EDITORIAL

Try again on Medicaid

9/15/2016

The federal Centers for Medicare and Medicaid Services said no to Healthy Ohio last week.

The state program with that name would have required Medicaid recipients to make monthly contributions to a form of health savings account; the state would have contributed a baseline $1,000 a year, plus incentive payments to reward healthy behavior. The end of this proposal should not be the end of the goal of giving Medicaid beneficiaries a bigger stake in controlling costs and improving their own health.

Healthy Ohio, which the state legislature included in the current budget, embodied some good ideas. The more of a stake people have in controlling their own health-care costs, the more they’ll help control them.
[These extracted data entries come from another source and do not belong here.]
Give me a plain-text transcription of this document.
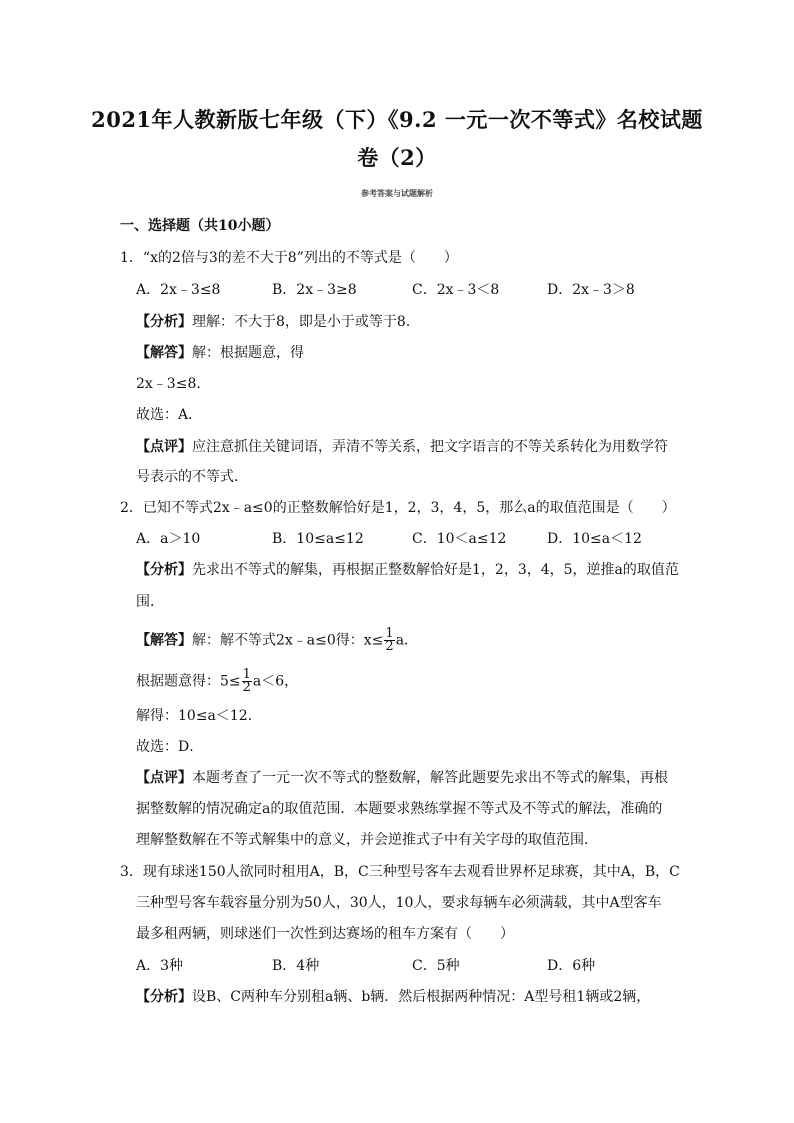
2021年人教新版七年级（下）《9.2 一元一次不等式》名校试题
卷（2）
参考答案与试题解析
一、选择题（共10小题）
1．“x的2倍与3的差不大于8”列出的不等式是（　　）
A．2x﹣3≤8	B．2x﹣3≥8	C．2x﹣3＜8	D．2x﹣3＞8
【分析】理解：不大于8，即是小于或等于8．
【解答】解：根据题意，得
2x﹣3≤8．
故选：A．
【点评】应注意抓住关键词语，弄清不等关系，把文字语言的不等关系转化为用数学符
号表示的不等式．
2．已知不等式2x﹣a≤0的正整数解恰好是1，2，3，4，5，那么a的取值范围是（　　）
A．a＞10	B．10≤a≤12	C．10＜a≤12	D．10≤a＜12
【分析】先求出不等式的解集，再根据正整数解恰好是1，2，3，4，5，逆推a的取值范
围．
【解答】解：解不等式2x﹣a≤0得：$x\le \frac{1}{2}$ a．
根据题意得：$5\le \frac{1}{2} a<6$，
解得：10≤a＜12．
故选：D．
【点评】本题考查了一元一次不等式的整数解，解答此题要先求出不等式的解集，再根
据整数解的情况确定a的取值范围．本题要求熟练掌握不等式及不等式的解法，准确的
理解整数解在不等式解集中的意义，并会逆推式子中有关字母的取值范围．
3．现有球迷150人欲同时租用A，B，C三种型号客车去观看世界杯足球赛，其中A，B，C
三种型号客车载容量分别为50人，30人，10人，要求每辆车必须满载，其中A型客车
最多租两辆，则球迷们一次性到达赛场的租车方案有（　　）
A．3种	B．4种	C．5种	D．6种
【分析】设B、C两种车分别租a辆、b辆．然后根据两种情况：A型号租1辆或2辆，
The program would have helped prepare people to leave it. The ability to take the account balance with them and use it to pay premiums for private health insurance could have eased some users’ transition out of Medicaid. And the use of the accounts to pay for medical services while on Medicaid could have given at least some beneficiaries a bigger incentive to limit their medical costs, helping them develop a habit that would have been good for the state while they remained on Medicaid and good for them once they got off it.

Yet the program may have gone too far; it clearly went too far for the federal officials whose approval it needed. In rejecting the proposal, acting CMS administrator Andrew M. Slavitt objected to requiring anyone, “regardless of income,” to pay, and to cutting off those who fail to pay until they make good their arrears.

For a few of the neediest Ohioans, the contributions — 2 percent of income or $8.25 a month, whichever was less — may have been unfeasibly steep. And even when it comes to those who could have paid, it would take a lot to justify forcing them to make contributions that could be painfully expensive for them without being enough to make a meaningful difference in the actual cost of providing them services.

In a letter to legislators, Ohio Medicaid director John McCarthy said his agency had warned that the Healthy Ohio proposal the General Assembly created, which differed significantly from Gov. John Kasich’s proposal to require some Medicaid recipients to pay premiums, might not be approved. He said he wanted to work with legislators to make sure Ohio Medicaid promoted personal responsibility.

The CMS is open to a new proposal, and Ohio should submit one. In crafting the new proposal, legislators and the Kasich administration should continue to seek ways to give Medicaid recipients a smoother path off Medicaid and a bigger stake in reducing health-care costs while they are on it. They should continue to add incentives for healthy behavior, perhaps requiring beneficiaries over a certain income to either complete wellness programs or make monthly payments. Healthier Medicaid patients would help to significantly defray costs in the system. So there is another path to responsibility.

At the same time, Ohio government should take care to be less harsh on the poorest and most desperate Ohioans. And they should strive to create a program that will win federal approval.